These days, you have to go to some lengths to bring home dramatic pictures of oft-photographed icons, like the moai of Easter Island, for instance. Seen ’em a million times in the daylight. But they’re in the dark at night, there’s no “son et lumiere” tourist light show, or even electricity out there. How do you light six 21-foot structures in the middle of nowhere?
You take that light waaaaay off camera.
My first instinct is to use a small flash, one of my Nikon SB 800 speedlights, and “paint” the statues with the flash during a long exposure. Trouble is, these are big statues and at twilight, when the sky is still a nice royal blue and you get good separation, you can’t keep the shutter open long enough to allow for the recycle times you’d run into without overexposing the sky and melting your flash unit.. Enter the flashlight on steroids, a million candlepower job I shoved in my suitcase before I left.

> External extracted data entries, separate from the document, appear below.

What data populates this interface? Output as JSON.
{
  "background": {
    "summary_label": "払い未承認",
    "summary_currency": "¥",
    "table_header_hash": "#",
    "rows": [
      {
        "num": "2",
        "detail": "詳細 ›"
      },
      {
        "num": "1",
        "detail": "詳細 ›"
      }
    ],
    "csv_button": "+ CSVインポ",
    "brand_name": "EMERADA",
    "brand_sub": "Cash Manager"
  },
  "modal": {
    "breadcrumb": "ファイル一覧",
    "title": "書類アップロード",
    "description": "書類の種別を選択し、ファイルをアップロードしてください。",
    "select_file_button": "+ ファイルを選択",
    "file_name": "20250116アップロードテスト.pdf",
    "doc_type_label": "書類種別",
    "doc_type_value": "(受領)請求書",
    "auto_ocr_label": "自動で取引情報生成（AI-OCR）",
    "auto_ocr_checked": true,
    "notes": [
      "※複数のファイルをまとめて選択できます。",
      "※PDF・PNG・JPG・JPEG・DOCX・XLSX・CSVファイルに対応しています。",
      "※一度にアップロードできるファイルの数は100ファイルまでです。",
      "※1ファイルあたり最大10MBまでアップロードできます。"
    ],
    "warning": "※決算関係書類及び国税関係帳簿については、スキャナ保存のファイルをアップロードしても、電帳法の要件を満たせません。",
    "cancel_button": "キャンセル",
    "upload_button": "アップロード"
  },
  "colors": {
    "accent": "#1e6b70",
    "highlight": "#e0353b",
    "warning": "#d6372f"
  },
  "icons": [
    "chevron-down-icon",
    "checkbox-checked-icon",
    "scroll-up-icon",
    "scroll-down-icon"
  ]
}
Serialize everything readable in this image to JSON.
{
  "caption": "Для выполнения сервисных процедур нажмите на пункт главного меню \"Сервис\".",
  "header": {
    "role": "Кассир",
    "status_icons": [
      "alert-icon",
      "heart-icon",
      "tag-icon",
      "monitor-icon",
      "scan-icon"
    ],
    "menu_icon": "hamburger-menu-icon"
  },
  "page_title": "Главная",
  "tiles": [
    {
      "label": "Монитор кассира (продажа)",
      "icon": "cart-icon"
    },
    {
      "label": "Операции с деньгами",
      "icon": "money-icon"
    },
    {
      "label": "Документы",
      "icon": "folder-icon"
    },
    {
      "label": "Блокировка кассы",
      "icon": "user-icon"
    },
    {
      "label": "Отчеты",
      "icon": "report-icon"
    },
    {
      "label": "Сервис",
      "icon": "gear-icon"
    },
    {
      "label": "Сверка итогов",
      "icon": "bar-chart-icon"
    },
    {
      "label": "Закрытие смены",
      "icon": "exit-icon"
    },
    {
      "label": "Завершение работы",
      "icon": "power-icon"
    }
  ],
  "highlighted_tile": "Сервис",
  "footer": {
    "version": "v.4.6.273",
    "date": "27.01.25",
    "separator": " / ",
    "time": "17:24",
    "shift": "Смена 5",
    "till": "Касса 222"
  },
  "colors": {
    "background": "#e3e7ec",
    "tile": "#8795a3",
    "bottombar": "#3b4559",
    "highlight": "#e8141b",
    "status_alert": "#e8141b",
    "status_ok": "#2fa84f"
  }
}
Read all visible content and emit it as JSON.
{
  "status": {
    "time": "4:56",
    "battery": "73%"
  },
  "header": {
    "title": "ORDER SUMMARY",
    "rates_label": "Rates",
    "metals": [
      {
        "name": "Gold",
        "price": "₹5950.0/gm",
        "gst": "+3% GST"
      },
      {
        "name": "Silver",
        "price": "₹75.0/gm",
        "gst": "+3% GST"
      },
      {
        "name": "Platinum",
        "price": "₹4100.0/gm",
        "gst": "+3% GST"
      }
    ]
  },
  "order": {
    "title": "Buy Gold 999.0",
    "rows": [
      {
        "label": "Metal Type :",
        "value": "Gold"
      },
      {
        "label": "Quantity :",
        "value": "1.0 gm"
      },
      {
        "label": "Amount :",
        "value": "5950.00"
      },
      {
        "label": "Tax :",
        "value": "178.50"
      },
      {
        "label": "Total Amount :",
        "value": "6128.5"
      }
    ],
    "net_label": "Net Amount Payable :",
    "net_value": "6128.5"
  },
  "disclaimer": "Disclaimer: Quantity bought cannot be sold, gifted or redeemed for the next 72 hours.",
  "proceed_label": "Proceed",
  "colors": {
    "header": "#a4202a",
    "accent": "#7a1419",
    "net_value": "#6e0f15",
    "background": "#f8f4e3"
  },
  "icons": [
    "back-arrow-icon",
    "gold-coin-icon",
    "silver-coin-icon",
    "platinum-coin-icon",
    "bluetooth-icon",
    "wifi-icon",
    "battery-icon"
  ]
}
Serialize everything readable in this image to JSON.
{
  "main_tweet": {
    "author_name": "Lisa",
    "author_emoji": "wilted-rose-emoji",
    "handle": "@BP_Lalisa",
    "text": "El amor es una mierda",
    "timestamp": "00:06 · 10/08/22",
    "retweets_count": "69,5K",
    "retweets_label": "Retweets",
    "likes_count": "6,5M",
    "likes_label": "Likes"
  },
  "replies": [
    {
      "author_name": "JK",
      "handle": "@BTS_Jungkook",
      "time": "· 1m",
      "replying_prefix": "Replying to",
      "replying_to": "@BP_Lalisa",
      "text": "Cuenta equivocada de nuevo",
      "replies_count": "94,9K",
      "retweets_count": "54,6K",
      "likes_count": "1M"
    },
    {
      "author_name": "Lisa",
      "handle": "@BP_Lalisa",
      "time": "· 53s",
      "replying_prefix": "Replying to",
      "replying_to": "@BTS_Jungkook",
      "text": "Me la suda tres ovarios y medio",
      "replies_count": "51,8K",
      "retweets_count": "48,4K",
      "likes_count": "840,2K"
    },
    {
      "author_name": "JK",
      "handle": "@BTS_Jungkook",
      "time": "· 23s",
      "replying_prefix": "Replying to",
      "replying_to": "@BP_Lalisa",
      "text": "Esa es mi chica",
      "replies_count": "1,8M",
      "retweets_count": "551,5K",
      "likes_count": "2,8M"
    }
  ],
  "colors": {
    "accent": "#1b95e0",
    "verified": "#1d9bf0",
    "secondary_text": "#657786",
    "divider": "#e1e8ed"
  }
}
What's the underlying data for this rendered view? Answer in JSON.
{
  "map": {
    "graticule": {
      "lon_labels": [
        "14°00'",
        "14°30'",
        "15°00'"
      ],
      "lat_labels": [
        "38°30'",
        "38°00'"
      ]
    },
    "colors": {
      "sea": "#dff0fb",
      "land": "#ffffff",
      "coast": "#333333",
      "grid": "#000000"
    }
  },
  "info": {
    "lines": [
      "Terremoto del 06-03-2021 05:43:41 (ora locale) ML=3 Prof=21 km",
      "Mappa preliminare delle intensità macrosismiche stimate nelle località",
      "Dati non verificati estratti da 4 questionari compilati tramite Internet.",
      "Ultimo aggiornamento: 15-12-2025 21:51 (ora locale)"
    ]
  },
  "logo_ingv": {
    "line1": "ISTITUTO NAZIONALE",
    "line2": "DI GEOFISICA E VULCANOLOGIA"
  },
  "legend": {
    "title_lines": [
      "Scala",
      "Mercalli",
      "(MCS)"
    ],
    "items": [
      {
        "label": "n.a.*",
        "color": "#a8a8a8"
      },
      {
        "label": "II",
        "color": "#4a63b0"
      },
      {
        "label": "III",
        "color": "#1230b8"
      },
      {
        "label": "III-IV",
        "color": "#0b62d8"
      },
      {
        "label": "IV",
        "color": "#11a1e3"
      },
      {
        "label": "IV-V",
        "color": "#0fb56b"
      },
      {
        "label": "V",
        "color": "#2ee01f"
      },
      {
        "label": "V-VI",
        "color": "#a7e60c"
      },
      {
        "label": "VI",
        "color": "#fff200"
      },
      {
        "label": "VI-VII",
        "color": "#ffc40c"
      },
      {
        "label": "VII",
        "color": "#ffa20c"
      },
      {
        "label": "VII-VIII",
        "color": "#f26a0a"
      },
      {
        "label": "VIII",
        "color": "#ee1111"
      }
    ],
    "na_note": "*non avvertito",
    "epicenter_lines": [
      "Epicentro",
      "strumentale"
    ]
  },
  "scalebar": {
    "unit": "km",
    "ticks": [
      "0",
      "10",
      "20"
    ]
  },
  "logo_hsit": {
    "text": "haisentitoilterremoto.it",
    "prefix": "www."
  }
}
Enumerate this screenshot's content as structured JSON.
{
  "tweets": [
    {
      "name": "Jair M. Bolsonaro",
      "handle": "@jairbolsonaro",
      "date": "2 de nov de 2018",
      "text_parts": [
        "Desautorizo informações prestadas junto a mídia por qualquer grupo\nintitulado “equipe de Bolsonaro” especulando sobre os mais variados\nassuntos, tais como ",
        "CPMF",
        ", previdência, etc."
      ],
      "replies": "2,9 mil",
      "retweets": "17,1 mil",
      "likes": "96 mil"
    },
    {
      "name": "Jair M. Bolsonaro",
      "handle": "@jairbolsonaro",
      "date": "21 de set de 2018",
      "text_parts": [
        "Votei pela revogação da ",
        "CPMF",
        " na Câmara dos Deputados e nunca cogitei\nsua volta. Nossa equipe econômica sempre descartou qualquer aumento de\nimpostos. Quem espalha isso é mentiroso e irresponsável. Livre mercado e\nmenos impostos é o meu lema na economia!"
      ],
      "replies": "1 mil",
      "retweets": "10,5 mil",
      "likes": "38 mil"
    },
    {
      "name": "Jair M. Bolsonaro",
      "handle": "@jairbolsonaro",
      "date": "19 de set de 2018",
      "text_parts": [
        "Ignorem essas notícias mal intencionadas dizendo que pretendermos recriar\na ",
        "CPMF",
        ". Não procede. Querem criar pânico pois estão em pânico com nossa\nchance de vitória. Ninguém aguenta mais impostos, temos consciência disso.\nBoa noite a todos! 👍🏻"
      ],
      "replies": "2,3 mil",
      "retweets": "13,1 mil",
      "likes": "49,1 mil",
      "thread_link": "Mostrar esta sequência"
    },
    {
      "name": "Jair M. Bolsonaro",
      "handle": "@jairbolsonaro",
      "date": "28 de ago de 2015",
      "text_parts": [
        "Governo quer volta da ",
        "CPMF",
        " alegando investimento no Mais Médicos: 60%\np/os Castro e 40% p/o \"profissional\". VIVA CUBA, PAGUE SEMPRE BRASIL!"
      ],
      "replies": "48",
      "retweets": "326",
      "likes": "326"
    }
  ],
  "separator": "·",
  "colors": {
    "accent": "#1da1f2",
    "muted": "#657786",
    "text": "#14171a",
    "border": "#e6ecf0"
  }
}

Available for about $20 at any hardware store, these babies put out some major light. They’re not too terribly big or heavy (but I did leave mine behind in E.I to lighten my load afterward). Look for a rechargeable model and if it has a cord to charge from a car’s cigarette lighter, all the better.
I wrapped some Blackwrap around the reflector to snoot it off a bit to prevent spill. Before I left Pennsylvania, I practiced lightpainting my two story stone house with the same flashlight, so by the time I got to Easter Island, I had a ballpark exposure for painting at twilight (30 seconds @f/5.6 at ISO 200 on a D200).
I set up the camera on a tripod with a cable release. Now, usually, I work alone, but my arms aren’t long enough for what had to be done here, and luckily I had a friend, photographer Marea Downey along. She tripped the camera’s shutter, while I stood in the middle of the line and painted the statues (she also took the following excellent picture showing my position).
At first I tried walking along and painting each statue individually, but I was blinded by the bright light and nearly broke my ankle in the rough footing. So I stayed put in the center. This way, the statues closest to the camera (and therefore the biggest) were short lighted (that is, the shadow side of the face is closest to the camera) while the further statues (and therefore smaller) are broad lit (lit from the front) which make them appear a little bigger. Love to take credit for realizing this ahead of time, but really I was just try to beat the fading twilight and not break my leg, proving once again that in travel photography, sometimes it’s better to be lucky than good! (Or that luck favors the prepared…).